The periods of monetary easing through 2009-2010 coincided with a peak in inflation; perhaps a lag effect of earlier monetary expansion and primarily due to the sharp depreciation of the naira. It was also the period of major moderation in inflation from the peak of 15.60% to 11.80% as the exchange rate stabilised and the adjustment was priced into costs; it might as well be a result of the global economic recession. This suggests that barring structural constraints, given the typically high marginal propensity to consume in an economy with vast idle resources and high absorptive capacity, high liquidity will not necessarily cause inflation. In the presence of heavy structural constraints, what monetary tightening does is to simply add to the constraints and force down aggregate demand and prices with limited impact.
Effective Inflation Management
The problem of unproductive liquidity injections from fiscal excesses has been identified, and this could compound systemic liquidity and pose a threat to exchange rate stability and price levels. The problem is a product of the structural disconnect in our economy which allocates the highest financial flows to the smallest contributor to growth. Therefore, it is believed that targeted market rules and regulations as well as quantitative monetary interventions and incentives, as proven by the positive outcomes of some of the recent rules around interbank and foreign exchange market activities, would suffice at managing such liquidity.
In addition, a money-based policy otherwise known as quantity-based anchor, which regulates aggregate demand, may be more effective. This is because a monetary policy system that monitors the flow of liquidity and uses the open market operation to mop up any excessive and unproductive injections directly will do better than a generalised benchmark interest rate that punishes all sectors of the economy regardless of whether they benefit from the liquidity flow. While they tend to have the same effect on short term market rates, a targeted approach will have a more positive impact on economic activities as businesses can access longer term finances (through the capital market) at relatively cheap rates.

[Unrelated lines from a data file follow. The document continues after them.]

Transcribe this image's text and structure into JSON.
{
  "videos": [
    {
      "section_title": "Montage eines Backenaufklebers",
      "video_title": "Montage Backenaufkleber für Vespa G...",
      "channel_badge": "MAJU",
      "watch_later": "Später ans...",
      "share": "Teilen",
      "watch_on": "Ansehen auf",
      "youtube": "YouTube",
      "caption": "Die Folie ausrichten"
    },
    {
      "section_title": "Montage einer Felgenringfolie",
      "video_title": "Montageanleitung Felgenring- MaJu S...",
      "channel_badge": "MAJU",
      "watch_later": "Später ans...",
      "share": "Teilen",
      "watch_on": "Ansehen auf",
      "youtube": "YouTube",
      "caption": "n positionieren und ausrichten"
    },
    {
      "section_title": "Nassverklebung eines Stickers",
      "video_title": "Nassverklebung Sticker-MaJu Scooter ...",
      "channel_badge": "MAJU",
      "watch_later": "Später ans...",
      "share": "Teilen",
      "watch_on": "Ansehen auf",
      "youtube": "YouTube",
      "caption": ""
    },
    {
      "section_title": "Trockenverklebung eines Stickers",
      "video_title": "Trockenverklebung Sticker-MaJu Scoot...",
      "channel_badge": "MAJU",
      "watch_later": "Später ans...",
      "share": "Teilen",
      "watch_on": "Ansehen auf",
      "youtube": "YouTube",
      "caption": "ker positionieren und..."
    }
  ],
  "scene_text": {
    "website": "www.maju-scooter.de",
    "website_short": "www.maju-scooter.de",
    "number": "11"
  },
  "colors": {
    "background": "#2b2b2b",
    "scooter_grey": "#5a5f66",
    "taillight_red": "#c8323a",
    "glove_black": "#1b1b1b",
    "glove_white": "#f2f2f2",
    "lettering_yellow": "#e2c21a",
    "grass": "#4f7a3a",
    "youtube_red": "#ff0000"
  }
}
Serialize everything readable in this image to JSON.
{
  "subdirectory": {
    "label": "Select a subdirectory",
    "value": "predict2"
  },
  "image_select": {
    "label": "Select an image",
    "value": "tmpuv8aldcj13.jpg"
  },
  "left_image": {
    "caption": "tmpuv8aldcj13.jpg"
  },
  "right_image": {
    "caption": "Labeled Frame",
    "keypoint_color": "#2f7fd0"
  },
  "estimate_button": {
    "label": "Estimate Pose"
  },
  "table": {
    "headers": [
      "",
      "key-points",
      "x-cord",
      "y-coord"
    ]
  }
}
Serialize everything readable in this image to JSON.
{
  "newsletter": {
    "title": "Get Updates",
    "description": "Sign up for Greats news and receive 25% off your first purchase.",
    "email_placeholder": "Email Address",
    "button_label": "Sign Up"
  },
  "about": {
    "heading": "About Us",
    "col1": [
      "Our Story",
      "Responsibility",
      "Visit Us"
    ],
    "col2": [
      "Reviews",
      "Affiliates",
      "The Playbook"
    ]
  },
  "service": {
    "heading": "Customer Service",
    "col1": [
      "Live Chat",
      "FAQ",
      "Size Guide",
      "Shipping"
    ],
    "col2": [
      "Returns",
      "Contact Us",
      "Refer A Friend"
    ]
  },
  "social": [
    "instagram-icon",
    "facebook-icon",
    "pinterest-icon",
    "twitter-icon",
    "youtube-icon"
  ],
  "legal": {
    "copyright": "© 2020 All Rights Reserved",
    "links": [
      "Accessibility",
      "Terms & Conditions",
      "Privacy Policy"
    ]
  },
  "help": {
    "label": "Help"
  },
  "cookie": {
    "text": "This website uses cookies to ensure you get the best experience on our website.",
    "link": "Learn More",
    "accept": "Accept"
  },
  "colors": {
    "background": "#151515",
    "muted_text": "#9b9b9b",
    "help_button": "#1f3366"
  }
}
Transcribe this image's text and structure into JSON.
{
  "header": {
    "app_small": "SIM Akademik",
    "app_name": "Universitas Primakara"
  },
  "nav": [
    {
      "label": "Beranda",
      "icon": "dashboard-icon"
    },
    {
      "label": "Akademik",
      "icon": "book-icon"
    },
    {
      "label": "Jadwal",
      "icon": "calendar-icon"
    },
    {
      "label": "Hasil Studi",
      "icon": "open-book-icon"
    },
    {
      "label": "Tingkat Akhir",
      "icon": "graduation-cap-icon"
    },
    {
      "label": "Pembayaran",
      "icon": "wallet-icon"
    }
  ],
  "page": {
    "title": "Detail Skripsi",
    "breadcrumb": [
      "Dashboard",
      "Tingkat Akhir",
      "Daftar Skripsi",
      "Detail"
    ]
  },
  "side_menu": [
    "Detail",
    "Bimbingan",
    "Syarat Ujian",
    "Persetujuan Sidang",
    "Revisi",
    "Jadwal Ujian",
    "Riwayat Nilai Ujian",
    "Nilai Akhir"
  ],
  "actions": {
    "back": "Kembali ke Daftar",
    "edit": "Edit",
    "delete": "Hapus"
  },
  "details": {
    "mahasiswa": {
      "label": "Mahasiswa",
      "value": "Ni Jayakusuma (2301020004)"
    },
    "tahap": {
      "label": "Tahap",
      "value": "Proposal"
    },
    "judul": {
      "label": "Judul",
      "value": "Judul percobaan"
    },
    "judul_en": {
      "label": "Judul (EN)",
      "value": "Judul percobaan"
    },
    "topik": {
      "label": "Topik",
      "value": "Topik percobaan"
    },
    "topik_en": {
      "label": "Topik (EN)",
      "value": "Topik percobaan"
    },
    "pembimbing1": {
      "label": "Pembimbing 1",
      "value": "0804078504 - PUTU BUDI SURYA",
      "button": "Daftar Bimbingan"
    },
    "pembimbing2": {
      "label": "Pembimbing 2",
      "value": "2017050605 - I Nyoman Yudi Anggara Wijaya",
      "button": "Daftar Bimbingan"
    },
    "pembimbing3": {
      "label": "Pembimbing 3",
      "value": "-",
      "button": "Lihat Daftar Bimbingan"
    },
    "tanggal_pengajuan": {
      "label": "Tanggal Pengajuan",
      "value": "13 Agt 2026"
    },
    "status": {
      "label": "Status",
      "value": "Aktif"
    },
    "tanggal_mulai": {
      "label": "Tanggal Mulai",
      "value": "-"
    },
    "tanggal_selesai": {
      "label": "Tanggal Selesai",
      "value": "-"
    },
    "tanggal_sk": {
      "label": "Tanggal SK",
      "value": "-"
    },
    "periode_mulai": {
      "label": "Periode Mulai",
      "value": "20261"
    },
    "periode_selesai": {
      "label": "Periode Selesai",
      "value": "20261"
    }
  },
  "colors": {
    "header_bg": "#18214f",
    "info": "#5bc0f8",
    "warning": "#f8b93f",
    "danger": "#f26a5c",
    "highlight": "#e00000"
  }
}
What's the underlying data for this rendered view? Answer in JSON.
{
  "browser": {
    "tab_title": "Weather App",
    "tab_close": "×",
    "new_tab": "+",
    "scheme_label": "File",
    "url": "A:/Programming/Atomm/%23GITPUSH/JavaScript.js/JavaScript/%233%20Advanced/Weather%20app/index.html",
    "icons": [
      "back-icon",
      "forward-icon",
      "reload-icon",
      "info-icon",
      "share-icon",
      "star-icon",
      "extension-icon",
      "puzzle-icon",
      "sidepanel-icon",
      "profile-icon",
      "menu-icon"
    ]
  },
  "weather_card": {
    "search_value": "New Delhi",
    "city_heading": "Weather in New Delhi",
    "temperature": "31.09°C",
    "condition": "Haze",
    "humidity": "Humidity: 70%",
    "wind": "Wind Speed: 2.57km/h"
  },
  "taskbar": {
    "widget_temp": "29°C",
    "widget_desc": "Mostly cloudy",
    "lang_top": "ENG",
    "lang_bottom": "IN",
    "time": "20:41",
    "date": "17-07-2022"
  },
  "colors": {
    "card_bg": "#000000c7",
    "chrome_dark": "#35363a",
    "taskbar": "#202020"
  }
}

Policy Reversal Review Is Imminent
The monetary policy has a strong role to play in expanding financial inclusion and ensuring that proper financial intermediation other than securities trading remains the hallmark of the banking system. An important task in this regard is working with the fiscal authority on the roles of the monetary authority in the development strategy of the government. The current weakness of that handshake is constraining the monetary authority to a reactive stance at the expense of a supportive monetary policy direction, particularly in relation to interest rates.
In the run up to a new year and the attendant monetary policy course, it must be noted that the Nigerian economy faces its own economic cliff to which a commencement of monetary tightening reversal and a comprehensive review of the financial intermediation process and policy transmission channels is important. Such a review will increase access to finance for small scale businesses that are major employment creators. Other sectors such as manufacturing, especially the food and beverages, housing, and construction, would increase their share of GDP while the increasing aggregate supply is likely to create competition that would have a positive inflationary effect.